Durability and microstructural properties of lightweight concrete manufactured with fly ash cenosphere and sintered fly ash aggregate: Fid-Bau Portal

Durability and microstructural properties of lightweight concrete manufactured with fly ash cenosphere and sintered fly ash aggregate

Patel, S.K. / Majhi, R.K. / Satpathy, H.P. / Nayak, A.N.

Abstract

Highlights • The concrete mix containing 50% FAC with 75% SFA achieves the required target strength. • Strength loss caused by sulphate attack is less pronounced than that of acid attack in the concrete using FAC and SFA. • Chloride resistance increases with increase in FAC or SFA or both FAC & SFA in the concrete. • LWC using FAC and SFA can be suitably used in the structures exposed to chloride and sulphate environment.

Abstract This paper addresses the durability and microstructural characteristics of lightweight concrete prepared by using fly ash cenosphere (FAC) and sintered fly ash aggregate (SFA) as replacements of natural fine and coarse aggregate, respectively. To fulfil this objective, sixteen concrete mixes are produced by using FAC and SFA, in various combinations i.e. 0%, 50%, 75% and 100% for each. Properties of concrete, such as compressive strength, resistance to sulphate, acid and chloride attack of concrete are studied. Further, the scanning electron microscopy (SEM) and X-ray diffraction (XRD) analyses for these concrete mixes are performed in support of the above strength and durability behaviours. The results of the present study reveal that though the compressive strength decreases with incorporation of FAC/SFA/both of these, appreciable strength is achieved using high volume of FAC and SFA (50% FAC and 75% SFA), which is also comparable to the strength of concrete without FAC and SFA. Further, the above mix achieves the required target strength of M25 grade concrete for which design mix is made as per IS 10262 (2009).

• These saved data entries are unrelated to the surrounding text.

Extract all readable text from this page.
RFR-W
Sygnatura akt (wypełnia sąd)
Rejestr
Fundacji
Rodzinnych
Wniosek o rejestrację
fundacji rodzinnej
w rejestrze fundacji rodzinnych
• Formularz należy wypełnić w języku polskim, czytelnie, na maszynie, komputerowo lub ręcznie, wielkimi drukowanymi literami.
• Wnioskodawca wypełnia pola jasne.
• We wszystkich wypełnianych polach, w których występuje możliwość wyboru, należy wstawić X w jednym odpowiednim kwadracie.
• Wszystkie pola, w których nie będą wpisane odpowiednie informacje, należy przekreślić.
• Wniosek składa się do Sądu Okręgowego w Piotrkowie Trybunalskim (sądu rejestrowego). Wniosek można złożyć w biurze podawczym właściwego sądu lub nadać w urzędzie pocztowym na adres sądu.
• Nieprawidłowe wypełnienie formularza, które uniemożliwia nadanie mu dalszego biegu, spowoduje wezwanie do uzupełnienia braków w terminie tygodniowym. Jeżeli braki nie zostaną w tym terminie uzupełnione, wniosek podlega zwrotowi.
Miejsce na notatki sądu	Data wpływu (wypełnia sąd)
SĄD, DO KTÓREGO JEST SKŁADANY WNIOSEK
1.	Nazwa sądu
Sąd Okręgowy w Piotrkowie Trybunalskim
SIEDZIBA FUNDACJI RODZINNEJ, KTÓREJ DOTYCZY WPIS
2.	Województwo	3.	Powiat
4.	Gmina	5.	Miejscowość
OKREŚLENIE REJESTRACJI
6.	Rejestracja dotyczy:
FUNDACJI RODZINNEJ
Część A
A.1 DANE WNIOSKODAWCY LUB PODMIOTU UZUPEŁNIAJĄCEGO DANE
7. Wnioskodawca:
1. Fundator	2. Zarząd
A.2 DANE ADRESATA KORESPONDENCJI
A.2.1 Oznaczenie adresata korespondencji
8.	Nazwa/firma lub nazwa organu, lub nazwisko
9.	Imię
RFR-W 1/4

It is found from the durability results that on one hand, the strength loss in concrete caused by sulphate attack and acid attack increases with increase in percentages of individual and combined substitution of FAC and SFA and hence, the concrete comprising FAC and SFA is not suitable for the structures exposed to acidic environments. On the other hand, when FAC or SFA or both of these contents increases, the depth of chloride ingress decreases, exhibiting better performance in saline environments than the concrete mix without FAC and SFA. The XRD and SEM analyses confirm the strength and durability characteristics of these mixes.